Prakash is internationally recognized for her research on the use of remote sensing and geographic information system techniques for investigating surface and underground coal mine fires. She applied these research methods to geothermal exploration and forest fire mapping. She founded the only airborne hyperspectral imaging research facility in Alaska. She also established two field sites in Interior Alaska for collecting essential climate variable data that can also be used for calibrating and validating satellite image products. Prakash serves as a member of the science working group for NASA’s planned HyspIRI satellite mission. Details of her research, teaching, publications, education and outreach activities are available at www.gi.alaska.edu/~prakash/.


Karsten Hueffer
Hueffer’s research background is in host-pathogen interaction, molecular biology and ecology of infectious diseases. More recently he has been working on student engagement strategies specifically in rural Alaska. He received veterinary training in Germany and later pursued a Ph.D. under Colin Parrish at the Cornell College of Veterinary Medicine on host range of canine parvovirus studying the molecular basis and evolution of parvoviruses as they expanded their host range from cats to dogs. He also investigated receptor virus interactions of canine parvovirus with the transferring receptor. After graduate school he furthered his molecular pathogenesis training at Yale Medical School under Jorge Galaìn studying Salmonella pathogenesis until taking his current position as faculty at UAF. Since arriving at UAF, Hueffer has expanded his research interest to investigate infectious diseases in Alaska wildlife with a special interest in zoonotic diseases, which are diseases that are transmitted from animals to people.

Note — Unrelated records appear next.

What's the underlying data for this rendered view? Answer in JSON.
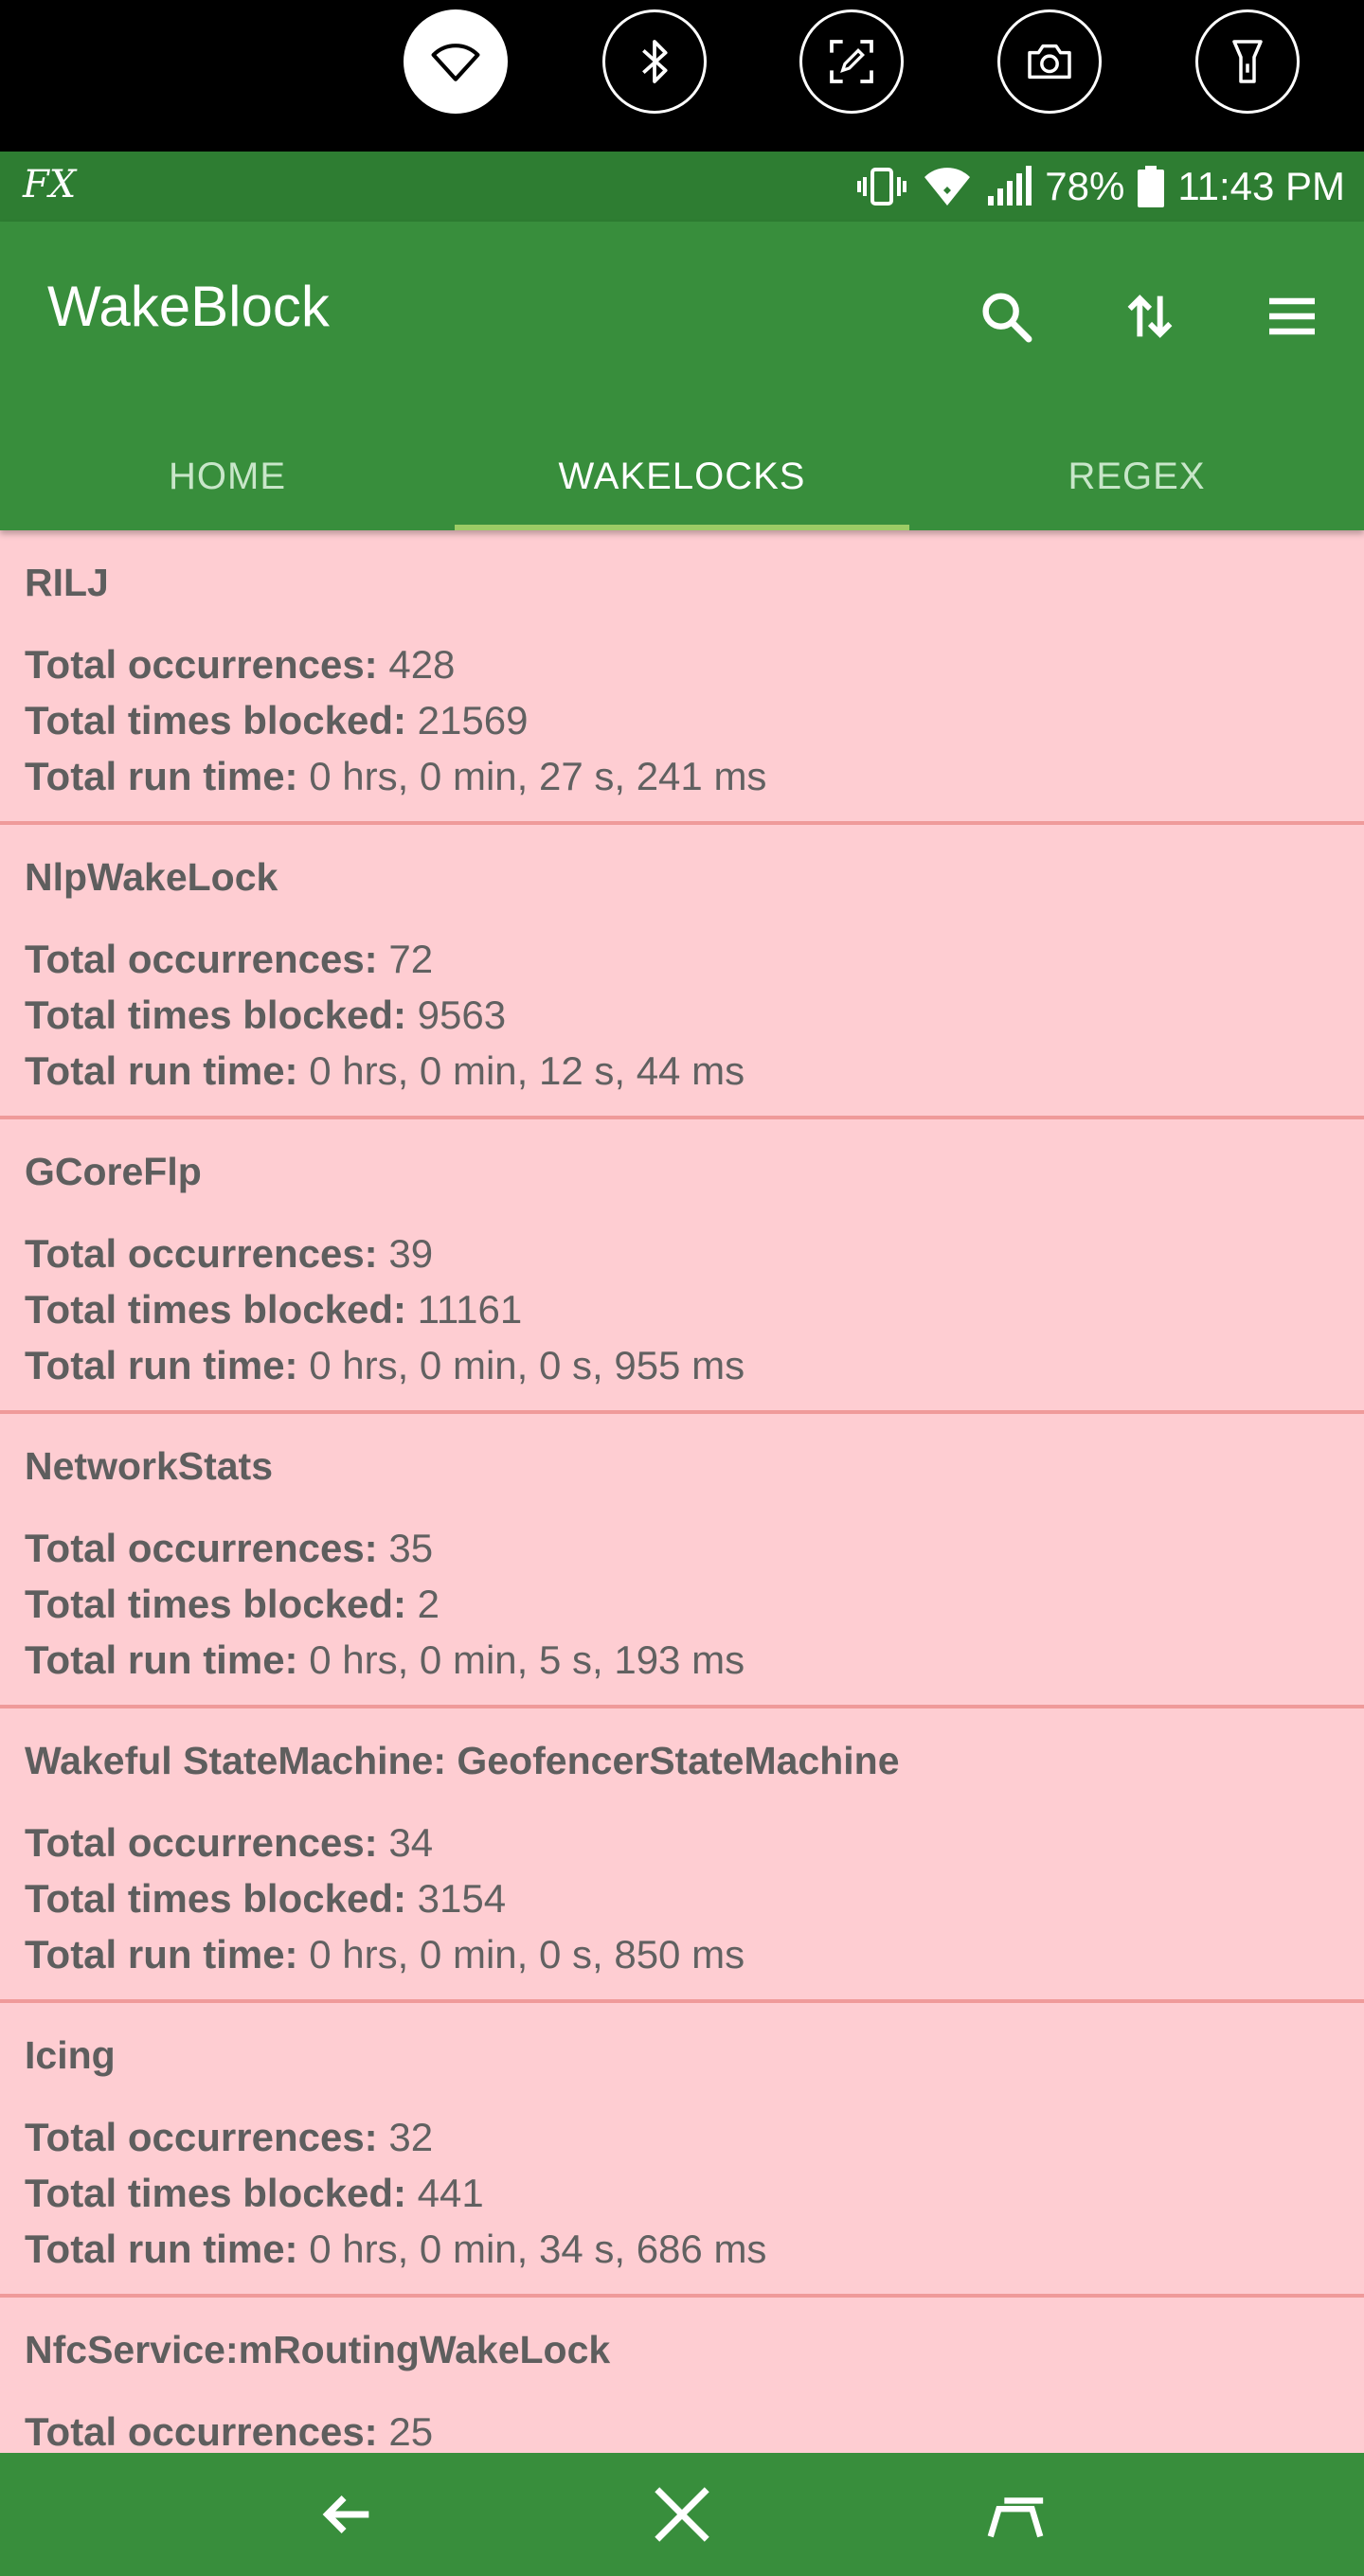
{
  "status_bar": {
    "fx_label": "FX",
    "battery": "78%",
    "time": "11:43 PM"
  },
  "app": {
    "title": "WakeBlock",
    "tabs": [
      "HOME",
      "WAKELOCKS",
      "REGEX"
    ]
  },
  "labels": {
    "occurrences": "Total occurrences:",
    "blocked": "Total times blocked:",
    "runtime": "Total run time:"
  },
  "wakelocks": [
    {
      "name": "RILJ",
      "occurrences": "428",
      "blocked": "21569",
      "runtime": "0 hrs, 0 min, 27 s, 241 ms"
    },
    {
      "name": "NlpWakeLock",
      "occurrences": "72",
      "blocked": "9563",
      "runtime": "0 hrs, 0 min, 12 s, 44 ms"
    },
    {
      "name": "GCoreFlp",
      "occurrences": "39",
      "blocked": "11161",
      "runtime": "0 hrs, 0 min, 0 s, 955 ms"
    },
    {
      "name": "NetworkStats",
      "occurrences": "35",
      "blocked": "2",
      "runtime": "0 hrs, 0 min, 5 s, 193 ms"
    },
    {
      "name": "Wakeful StateMachine: GeofencerStateMachine",
      "occurrences": "34",
      "blocked": "3154",
      "runtime": "0 hrs, 0 min, 0 s, 850 ms"
    },
    {
      "name": "Icing",
      "occurrences": "32",
      "blocked": "441",
      "runtime": "0 hrs, 0 min, 34 s, 686 ms"
    },
    {
      "name": "NfcService:mRoutingWakeLock",
      "occurrences": "25",
      "blocked": "",
      "runtime": ""
    }
  ]
}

Hueffer has taught courses in the departments of Biology and Wildlife and Veterinary Medicine. His teaching experience ranges from introductory courses with around 100 students to graduate and professional courses. He developed five new courses at UAF and, as chair of the curriculum committee for the Department of Veterinary Medicine, has overseen the implementation of a new professional academic program at UAF. He holds a postgraduate certificate in veterinary education and has been internationally recognized for his teaching excellence. Hueffer has mentored many undergraduate and graduate students as well as postdoctoral fellows and junior faculty.